How Much Money Do I Need to Trade

The amount of money you need to trade really varies depending on what you want to trade. For leveraged instruments like futures options, stock options and Forex, you can trade with as little as $5,000. While trading stocks and futures you'll need a larger account in the range of $10,000 or more. These amounts are for information purposes only and are not intended as investment advice. The amount you choose to trade is very personal, and you must take into account your own personality and risk tolerance.
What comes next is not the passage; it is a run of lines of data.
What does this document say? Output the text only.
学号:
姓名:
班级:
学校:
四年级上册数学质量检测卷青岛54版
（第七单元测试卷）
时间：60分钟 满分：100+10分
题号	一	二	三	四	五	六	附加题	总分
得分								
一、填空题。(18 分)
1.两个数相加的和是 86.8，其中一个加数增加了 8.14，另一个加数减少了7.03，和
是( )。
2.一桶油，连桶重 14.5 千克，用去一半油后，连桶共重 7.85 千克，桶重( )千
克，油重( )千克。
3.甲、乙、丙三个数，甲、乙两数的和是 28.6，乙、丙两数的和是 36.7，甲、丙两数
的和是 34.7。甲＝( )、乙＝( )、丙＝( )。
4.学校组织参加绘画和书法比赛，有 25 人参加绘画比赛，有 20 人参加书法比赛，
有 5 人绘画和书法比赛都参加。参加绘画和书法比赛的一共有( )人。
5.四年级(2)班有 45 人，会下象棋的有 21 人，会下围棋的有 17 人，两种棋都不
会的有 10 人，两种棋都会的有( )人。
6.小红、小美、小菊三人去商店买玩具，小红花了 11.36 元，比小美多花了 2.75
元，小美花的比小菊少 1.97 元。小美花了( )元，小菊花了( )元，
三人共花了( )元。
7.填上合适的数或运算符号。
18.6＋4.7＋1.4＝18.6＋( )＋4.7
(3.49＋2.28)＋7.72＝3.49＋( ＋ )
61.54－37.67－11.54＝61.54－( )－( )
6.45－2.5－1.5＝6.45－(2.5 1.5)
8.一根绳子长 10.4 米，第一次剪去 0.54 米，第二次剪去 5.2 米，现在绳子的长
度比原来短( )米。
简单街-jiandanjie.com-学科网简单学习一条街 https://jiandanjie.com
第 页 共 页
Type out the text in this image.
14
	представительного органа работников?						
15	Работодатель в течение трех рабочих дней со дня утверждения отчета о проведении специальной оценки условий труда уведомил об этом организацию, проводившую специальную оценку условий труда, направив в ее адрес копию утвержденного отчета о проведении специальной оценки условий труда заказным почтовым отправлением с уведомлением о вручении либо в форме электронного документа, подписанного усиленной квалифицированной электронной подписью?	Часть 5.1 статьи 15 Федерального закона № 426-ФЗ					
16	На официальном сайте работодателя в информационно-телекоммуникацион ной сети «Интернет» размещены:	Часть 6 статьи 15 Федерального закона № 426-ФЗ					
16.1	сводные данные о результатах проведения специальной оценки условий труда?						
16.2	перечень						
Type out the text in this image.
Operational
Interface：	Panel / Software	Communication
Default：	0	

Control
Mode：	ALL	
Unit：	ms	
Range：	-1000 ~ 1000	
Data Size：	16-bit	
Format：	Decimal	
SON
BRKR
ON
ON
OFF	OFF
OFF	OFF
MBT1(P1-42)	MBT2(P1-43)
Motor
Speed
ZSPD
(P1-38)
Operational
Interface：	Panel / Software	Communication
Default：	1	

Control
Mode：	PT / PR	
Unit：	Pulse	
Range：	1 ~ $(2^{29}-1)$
How Much Money Should I Risk Per Trade

The amount you risk on any one trade really is a personal decision. However, one common method is to risk only a small percentage of your overall trading account on any one trade - no matter how great the setup. On the conservative side, some money managers may risk only 1 - 3% on any one trade. On the very aggressive side, day traders may risk as much as 10% on any one trade. When deciding how much to risk, examine your trading system's winners versus losers. If your trading system has 60% winners, then for every 10 trades you have 4 losers. Now think worst-case scenario. What if those 4 losers happen all in a row? Will your trading account survive? Whatever you decide, keep in mind that preserving your trading capital is paramount to long term trading success. It may sound obvious, but if you blow through your trading account, you are done trading. Period.

Do I Need to Watch the Markets Daily?

This depends on which trading signals you decide to subscribe to, and if you decide to enroll in auto-trading. Some of our systems trade intraday, so you'll need to be able to respond immediately to the alerts. Other trading systems are more long term, so you'll have a bit more time to act. If you enroll in auto-trading, then you won't need to watch the markets at all. All trading signals will be sent directly to your broker who will place the trades on your behalf.